Come anticipato in “segnala posti nuovi”, prima di leggere l’ultimo post negativo” di Gianluca avevo già prenotato all’Ostricaio, sulla scia di commenti positivi di un collega di cui mi fido il giusto, ma soprattutto di un caro amico e compagno di pesca, nonchè pescatore in apnea e estimatore del buon pesce…
Purtroppo l’esito della serata è stato tale da “sbugiardare” entrambi e confermare le opinioni poco buone dei “ciritornini”.
Veniamo al dunque: il locale si trova sul lungomare all’Ardenza, giusto accanto alla notissima Baracchina Rossa.
La location è effettivamente bella, noi avevamo il primo tavolo lato mare e effettivamente mangiavamo a max 5 m dall’acqua e con la vista sul porticciolo che per un malato di mare come me non è poco.
Purtroppo…non c’è stato molto di più di positivo, almeno secondo noi.
L’ambiente è veramente piccolo e i tavoli sono appiccicati. Privacy zero ma proprio zero. Abbiamo passato metà della cena a sentire i commenti di una tipa che spulciava gli amici di Facebook del suo “accompagnatore” sul cellulare…un sogno!

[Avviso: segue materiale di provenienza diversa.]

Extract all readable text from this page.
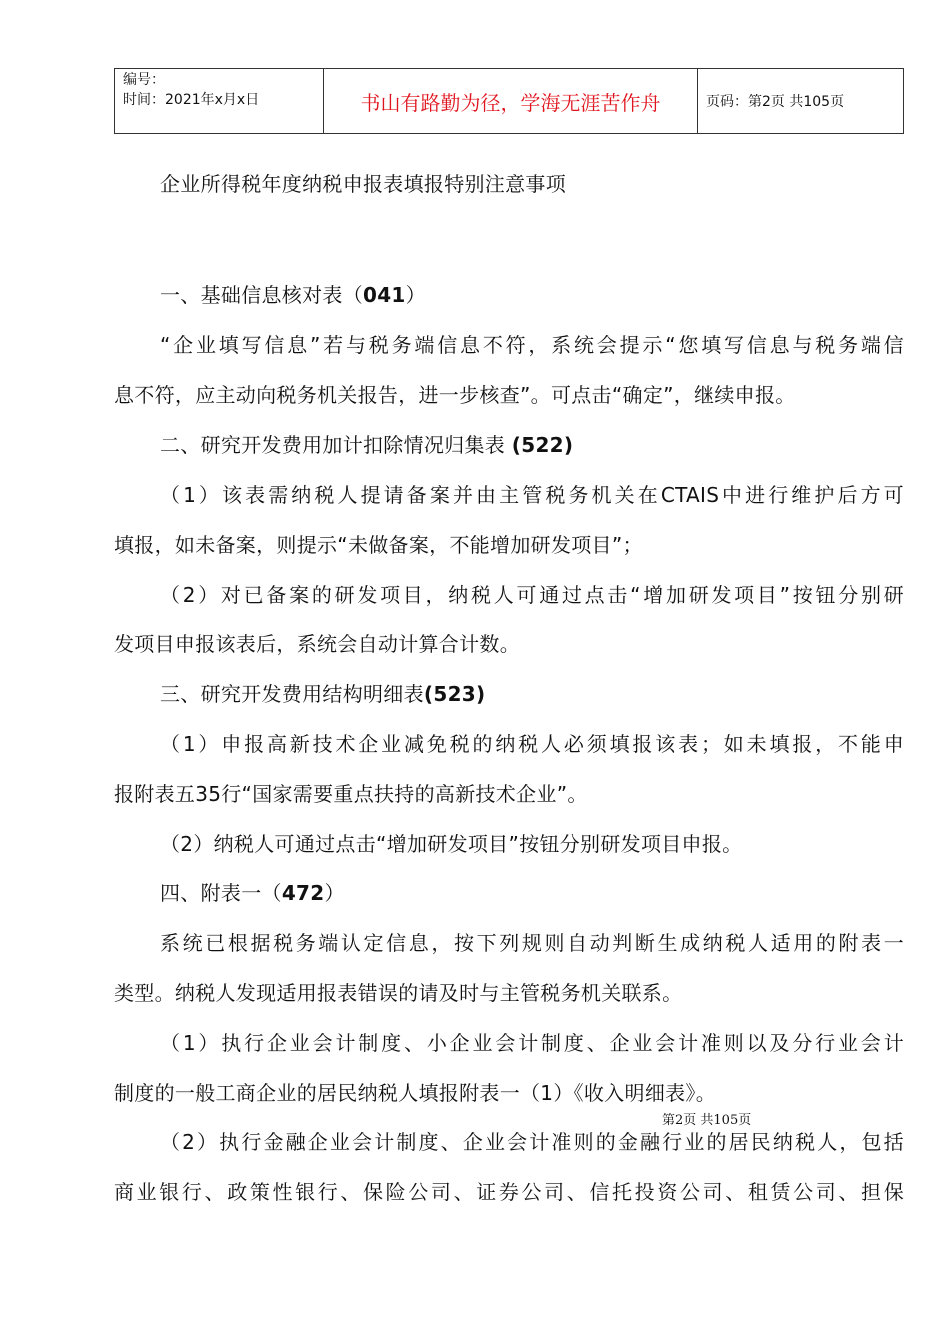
编号：
时间：2021年x月x日	书山有路勤为径，学海无涯苦作舟	页码：第2页 共105页
企业所得税年度纳税申报表填报特别注意事项
一、基础信息核对表（041）
“企业填写信息”若与税务端信息不符，系统会提示“您填写信息与税务端信
息不符，应主动向税务机关报告，进一步核查”。可点击“确定”，继续申报。
二、研究开发费用加计扣除情况归集表 (522)
（1）该表需纳税人提请备案并由主管税务机关在CTAIS中进行维护后方可
填报，如未备案，则提示“未做备案，不能增加研发项目”；
（2）对已备案的研发项目，纳税人可通过点击“增加研发项目”按钮分别研
发项目申报该表后，系统会自动计算合计数。
三、研究开发费用结构明细表(523)
（1）申报高新技术企业减免税的纳税人必须填报该表；如未填报，不能申
报附表五35行“国家需要重点扶持的高新技术企业”。
（2）纳税人可通过点击“增加研发项目”按钮分别研发项目申报。
四、附表一（472）
系统已根据税务端认定信息，按下列规则自动判断生成纳税人适用的附表一
类型。纳税人发现适用报表错误的请及时与主管税务机关联系。
（1）执行企业会计制度、小企业会计制度、企业会计准则以及分行业会计
制度的一般工商企业的居民纳税人填报附表一（1）《收入明细表》。
第2页 共105页
（2）执行金融企业会计制度、企业会计准则的金融行业的居民纳税人，包括
商业银行、政策性银行、保险公司、证券公司、信托投资公司、租赁公司、担保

Ma veniamo alla parte gastronomica…abbiamo ordinato:

Antipasto misto della casa, che poi è il solito piatto della cucina di mare livornese: polpo lesso, acciughe alla povera, baccalà fritto, fagioli e gamberetti, aringa sott’olio (della coop). Nel complesso, piuttosto triste: nessuno slancio creativo, sapore piatto, pieno di aceto…nulla di che!
Mix crudo: il menu prevedeva 4 ostriche, 4 fasolari e 4 tartufi, ma ho avuto solo 4 ostriche e 4 fasolari buoni, in quanto non erano disponibili i tartufi. Avrei gradito anche i gamberoni, presenti in menu, ma non c’erano. Effettivamente quello che ho mangiato era molto buono.
Come secondi abbiamo preso:

Gamberoni e scampi al guazzetto: medi, affogati nella brodaglia salata
Gran grigliata: composta da 2 gamberoni, 2 scampi e 4 calamari. OK gamberoni e scampi, mentre i calamari erano troppo cotti.
Come dolci:
Panna cotta, chiesta con poco cioccolato, arriva sommersa
Sgroppino
1 caffè

Altra nota negativa viene dal vino: in carta ci sono alcune buone cose, con ricarico onesto…peccato che all’atto pratico non esistano.
Avrei voluto bere il “Bramito del Cervo” del Castello della Sala (Antinori), base chardonnay barricato, ma purtroppo non c’era.
Il cameriere mi dice che sul genere non ha nulla, e mi offre un Sauvignon friulano, dichiarando correttamente che non c’entra nulla con quello che avevo chiesto io, ma che era comunque un “vino di spessore”…mi fido…povero scemo! Inodore, incolore, insapore…

Tutto questo per 95€

2 ganasce e mezzoMi risulta difficile dare una valutazione in “ganasce”: nel complesso direi 2 e mezzo, con punte verso l’alto sul “crudo” e sulla location.
E..non ciritorno.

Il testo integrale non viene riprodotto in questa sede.